Working with images in Engee
Let's present an approach for designing image processing algorithms that allows you to load an image into a component on an Engee canvas and process various color channels.
The purpose of the example
Graphical design environments allow you to achieve a very high development speed. Although full-fledged graphical development requires a large library of components that a designer should be able to understand, this approach avoids coding errors and generally equalizes the capabilities of professional programmers and experts in other applied scientific fields.
Task description
In this example, we will show how to load an image into a component on a canvas and invert one of the channels. The name of the input image file should be given as a parameter. Название файла the block Изображение. It is assumed that the image has 4 channels.
If there is no Alpha channel (transparency channel) in the source image, the model outputs A matrix consisting of 255 values.
Image size Warning
The way to save an image inside a block is not very effective when working with large images. This may happen if you store the matrices in text form inside the block code.

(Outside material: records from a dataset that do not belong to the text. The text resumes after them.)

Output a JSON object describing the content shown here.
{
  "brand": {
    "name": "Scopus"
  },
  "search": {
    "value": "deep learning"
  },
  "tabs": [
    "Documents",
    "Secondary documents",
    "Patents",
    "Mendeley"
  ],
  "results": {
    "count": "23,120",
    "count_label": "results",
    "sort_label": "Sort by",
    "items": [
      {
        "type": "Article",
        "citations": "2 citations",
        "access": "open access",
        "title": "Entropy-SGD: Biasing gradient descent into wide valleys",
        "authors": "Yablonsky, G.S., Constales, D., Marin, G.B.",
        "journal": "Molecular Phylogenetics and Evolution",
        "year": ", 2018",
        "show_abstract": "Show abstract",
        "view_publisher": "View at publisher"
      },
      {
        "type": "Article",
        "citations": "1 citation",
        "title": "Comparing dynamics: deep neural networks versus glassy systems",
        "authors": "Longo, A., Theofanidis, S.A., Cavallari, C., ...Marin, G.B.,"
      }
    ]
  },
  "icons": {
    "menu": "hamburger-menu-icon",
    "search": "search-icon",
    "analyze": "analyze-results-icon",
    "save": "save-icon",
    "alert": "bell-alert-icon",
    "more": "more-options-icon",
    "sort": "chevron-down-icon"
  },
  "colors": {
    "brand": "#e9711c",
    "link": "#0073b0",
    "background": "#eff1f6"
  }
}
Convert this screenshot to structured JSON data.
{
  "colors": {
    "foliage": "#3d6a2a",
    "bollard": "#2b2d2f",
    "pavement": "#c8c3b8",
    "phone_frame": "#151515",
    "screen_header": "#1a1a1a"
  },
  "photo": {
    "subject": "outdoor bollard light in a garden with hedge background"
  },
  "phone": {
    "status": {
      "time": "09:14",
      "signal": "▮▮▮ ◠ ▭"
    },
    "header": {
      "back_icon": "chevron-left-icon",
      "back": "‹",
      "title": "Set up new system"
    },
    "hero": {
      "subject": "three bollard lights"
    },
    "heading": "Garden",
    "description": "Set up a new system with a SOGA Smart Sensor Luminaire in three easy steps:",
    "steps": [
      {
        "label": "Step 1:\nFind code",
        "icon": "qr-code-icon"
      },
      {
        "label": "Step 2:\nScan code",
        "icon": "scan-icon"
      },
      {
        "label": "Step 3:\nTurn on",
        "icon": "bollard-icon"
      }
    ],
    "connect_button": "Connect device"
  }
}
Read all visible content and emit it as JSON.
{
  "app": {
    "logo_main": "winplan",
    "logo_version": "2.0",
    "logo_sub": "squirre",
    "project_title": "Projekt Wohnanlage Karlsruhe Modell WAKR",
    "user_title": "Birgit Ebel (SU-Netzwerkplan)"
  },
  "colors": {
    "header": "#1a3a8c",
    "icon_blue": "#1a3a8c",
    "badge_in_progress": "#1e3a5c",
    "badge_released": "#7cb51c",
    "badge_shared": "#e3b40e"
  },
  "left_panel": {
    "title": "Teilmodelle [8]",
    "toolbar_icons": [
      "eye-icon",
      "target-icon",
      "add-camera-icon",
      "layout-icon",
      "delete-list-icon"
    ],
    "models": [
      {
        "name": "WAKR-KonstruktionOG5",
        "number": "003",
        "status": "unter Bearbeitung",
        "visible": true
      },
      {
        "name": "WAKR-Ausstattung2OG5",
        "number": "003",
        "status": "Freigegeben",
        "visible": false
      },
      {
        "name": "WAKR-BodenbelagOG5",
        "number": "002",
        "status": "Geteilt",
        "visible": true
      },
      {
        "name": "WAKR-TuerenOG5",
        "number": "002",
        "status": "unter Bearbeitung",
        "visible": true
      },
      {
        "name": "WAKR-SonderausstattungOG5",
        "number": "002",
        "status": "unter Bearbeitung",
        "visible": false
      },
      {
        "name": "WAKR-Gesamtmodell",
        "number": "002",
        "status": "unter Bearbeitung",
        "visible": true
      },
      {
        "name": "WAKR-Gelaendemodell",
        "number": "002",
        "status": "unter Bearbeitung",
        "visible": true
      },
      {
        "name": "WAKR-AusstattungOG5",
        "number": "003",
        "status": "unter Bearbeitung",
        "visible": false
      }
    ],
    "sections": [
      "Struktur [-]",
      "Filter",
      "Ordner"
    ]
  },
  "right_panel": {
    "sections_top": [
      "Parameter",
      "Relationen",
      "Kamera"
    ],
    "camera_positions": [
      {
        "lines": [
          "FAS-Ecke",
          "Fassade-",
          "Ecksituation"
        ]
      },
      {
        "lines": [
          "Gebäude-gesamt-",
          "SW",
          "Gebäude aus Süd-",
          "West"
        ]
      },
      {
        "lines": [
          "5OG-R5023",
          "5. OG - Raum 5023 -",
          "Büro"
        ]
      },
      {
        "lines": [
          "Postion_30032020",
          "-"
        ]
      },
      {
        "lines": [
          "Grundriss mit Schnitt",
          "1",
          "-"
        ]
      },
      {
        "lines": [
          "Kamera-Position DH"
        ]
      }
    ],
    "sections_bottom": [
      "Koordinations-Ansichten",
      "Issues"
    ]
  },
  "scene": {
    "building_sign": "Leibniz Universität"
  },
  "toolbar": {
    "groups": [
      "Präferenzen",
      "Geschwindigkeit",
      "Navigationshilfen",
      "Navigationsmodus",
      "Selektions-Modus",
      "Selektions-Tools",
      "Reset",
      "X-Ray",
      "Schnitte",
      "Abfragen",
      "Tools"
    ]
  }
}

We recommend debugging the algorithm on a small image (less than 200 pixels on the side). Most likely, for good processing of large images, they need to be placed in the component code in the format char* and "unpack" using additional C/C++ libraries.
With a source image of 300 by 300, the model compiles for 62 seconds, initializes for 49, runs for 0.36 seconds (for a total of 110 seconds).
With a 200 by 200 source image, the model compiles for 18 seconds, initializes for 25, and runs for 0.32 seconds (for a total of 43 seconds).
100*100 images are processed in less than 10 seconds, including model compilation and initialization.
Description of the model
When changing the mask parameters, the image on the front side of the block is updated. The image is also placed inside the block code and is not erased if the model is moved or the original image file is moved or deleted.
Let's run the model through the software control mechanism:
model_name = "picture_read_model";
model_name in [m.name for m in engee.get_all_models()] ? engee.open(model_name) : engee.load( "$(@__DIR__)/$(model_name).engee");
res = engee.run( model_name );
You can examine the transformed image by accessing the function RGBA libraries Images.jl
pic = RGBA.( collect(res["out_R"])[end,end]./255,
collect(res["out_G"])[end,end]./255,
collect(res["out_B"])[end,end]./255,
collect(res["out_A"])[end,end]./255 )
Save the resulting image to a file.
save( "out.png", pic )
As expected, we inverted the values in the red channel, removed the transparency channel, and displayed the image.
Conclusion
Engee makes it relatively easy to prototype machine vision algorithms, while maintaining the hierarchy and logistical clarity of operations performed by graphical programming.